While cinnamon may be a more common spice to pair with rhubarb, citrusy, herbal cardamon lends a warm, citrusy note to a dish. A big pinch of ground cardamom can be added to any cake, pie, or compote, or you can simply add a little to the whipped cream you'll be topping your rhubarb dessert with.

Why is rhubarb good for you? ›

Rhubarb is rich in antioxidants, particularly anthocyanins (which give it its red color) and proanthocyanidins. These antioxidants have anti-bacterial, anti-inflammatory, and anti-cancer properties, which help protect you from many health-related issues such as heart disease, cancer, and diabetes.

Do you have to defrost frozen rhubarb? ›

There's no need to thaw it or do anything else to it before you use it.

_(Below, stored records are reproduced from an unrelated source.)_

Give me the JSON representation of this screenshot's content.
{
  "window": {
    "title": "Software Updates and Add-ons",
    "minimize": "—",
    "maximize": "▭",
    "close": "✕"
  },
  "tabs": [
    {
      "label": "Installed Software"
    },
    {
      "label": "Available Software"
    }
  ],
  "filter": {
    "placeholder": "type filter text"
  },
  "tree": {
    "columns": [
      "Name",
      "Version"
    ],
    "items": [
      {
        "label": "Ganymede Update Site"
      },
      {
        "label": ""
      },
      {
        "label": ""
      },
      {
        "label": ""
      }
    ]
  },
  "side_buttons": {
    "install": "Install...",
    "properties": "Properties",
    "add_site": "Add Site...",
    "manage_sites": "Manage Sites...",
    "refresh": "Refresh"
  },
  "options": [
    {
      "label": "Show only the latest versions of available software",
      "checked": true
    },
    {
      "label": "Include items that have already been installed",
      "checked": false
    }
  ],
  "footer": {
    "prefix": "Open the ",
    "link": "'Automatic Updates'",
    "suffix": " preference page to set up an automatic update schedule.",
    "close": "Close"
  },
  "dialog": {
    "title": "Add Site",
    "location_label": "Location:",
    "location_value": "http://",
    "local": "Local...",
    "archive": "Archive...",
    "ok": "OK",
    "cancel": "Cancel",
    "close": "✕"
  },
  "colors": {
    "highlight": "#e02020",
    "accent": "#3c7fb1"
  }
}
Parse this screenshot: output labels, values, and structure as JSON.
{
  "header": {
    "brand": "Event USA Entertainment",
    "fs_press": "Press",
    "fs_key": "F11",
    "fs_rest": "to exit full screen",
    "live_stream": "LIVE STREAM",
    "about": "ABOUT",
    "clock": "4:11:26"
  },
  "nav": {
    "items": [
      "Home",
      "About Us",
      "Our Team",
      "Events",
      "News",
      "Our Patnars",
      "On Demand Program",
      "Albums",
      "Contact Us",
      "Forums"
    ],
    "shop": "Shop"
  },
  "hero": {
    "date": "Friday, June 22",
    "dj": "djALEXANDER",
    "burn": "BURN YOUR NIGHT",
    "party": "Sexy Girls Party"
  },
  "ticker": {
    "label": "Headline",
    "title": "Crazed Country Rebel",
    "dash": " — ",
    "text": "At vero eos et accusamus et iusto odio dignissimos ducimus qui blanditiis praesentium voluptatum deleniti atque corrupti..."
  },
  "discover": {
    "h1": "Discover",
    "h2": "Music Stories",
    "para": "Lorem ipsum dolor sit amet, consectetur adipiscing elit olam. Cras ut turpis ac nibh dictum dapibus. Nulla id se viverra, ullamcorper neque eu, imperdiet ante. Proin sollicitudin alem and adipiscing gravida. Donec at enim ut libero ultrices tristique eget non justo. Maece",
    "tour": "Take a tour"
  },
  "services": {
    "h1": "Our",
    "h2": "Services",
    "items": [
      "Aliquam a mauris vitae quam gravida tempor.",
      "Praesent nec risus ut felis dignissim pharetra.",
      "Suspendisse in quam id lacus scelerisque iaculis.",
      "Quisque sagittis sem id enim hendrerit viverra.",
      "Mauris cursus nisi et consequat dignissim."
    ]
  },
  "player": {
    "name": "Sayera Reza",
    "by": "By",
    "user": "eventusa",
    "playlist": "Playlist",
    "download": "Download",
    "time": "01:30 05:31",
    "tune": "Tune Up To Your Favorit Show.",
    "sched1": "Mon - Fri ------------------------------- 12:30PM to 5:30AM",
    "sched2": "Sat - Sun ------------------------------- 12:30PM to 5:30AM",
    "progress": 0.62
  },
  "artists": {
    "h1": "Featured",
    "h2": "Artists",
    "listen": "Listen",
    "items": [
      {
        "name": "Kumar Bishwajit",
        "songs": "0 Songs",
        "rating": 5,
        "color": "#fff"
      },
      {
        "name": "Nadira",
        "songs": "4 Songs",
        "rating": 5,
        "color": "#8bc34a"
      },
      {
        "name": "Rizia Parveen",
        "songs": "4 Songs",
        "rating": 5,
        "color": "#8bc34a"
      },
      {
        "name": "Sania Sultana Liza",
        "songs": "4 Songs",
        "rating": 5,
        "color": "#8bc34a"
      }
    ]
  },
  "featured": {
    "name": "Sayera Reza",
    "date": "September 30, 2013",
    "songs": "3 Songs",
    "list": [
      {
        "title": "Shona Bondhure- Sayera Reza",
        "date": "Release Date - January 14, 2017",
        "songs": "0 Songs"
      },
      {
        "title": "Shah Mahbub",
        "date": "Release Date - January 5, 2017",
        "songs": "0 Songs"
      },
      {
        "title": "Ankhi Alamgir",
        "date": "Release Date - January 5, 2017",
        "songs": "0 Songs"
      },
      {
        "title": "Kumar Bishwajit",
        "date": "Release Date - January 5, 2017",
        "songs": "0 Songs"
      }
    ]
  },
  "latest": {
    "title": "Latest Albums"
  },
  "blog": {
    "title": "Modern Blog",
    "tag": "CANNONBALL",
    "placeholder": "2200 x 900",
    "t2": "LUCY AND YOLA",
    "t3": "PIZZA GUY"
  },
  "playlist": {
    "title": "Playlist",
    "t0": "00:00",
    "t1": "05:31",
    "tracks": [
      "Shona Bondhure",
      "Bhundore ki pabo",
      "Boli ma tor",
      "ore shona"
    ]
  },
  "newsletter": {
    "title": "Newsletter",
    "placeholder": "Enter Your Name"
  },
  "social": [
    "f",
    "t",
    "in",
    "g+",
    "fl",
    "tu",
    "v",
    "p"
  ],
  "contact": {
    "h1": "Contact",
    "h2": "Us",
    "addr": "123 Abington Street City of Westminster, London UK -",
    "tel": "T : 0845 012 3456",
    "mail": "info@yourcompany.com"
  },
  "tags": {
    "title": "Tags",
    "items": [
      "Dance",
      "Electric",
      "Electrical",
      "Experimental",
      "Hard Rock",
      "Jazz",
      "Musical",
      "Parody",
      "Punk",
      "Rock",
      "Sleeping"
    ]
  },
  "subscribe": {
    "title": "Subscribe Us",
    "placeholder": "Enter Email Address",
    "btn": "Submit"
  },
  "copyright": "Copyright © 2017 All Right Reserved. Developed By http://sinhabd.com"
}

Can you cook frozen rhubarb from frozen? ›

If using frozen rhubarb, you can cook it from frozen, but if some of the slices are very large, you may need to leave to soften for about 15 minutes before cutting in half. Cook as above, but reduce the cooking time to 4–5 minutes.

Why is my frozen rhubarb mushy? ›

The texture of frozen/thawed rhubarb is less firm and considerable moisture is released in thawing. Blanching is not necessary but also not harmful.

Is frozen rhubarb any good? ›

Freezing rhubarb is a great idea to preserve this delicious vegetable for future use, especially during the short season of late spring and early summer. By following these simple steps and using the best methods for freezing rhubarb, you can enjoy this tart and versatile ingredient all year long.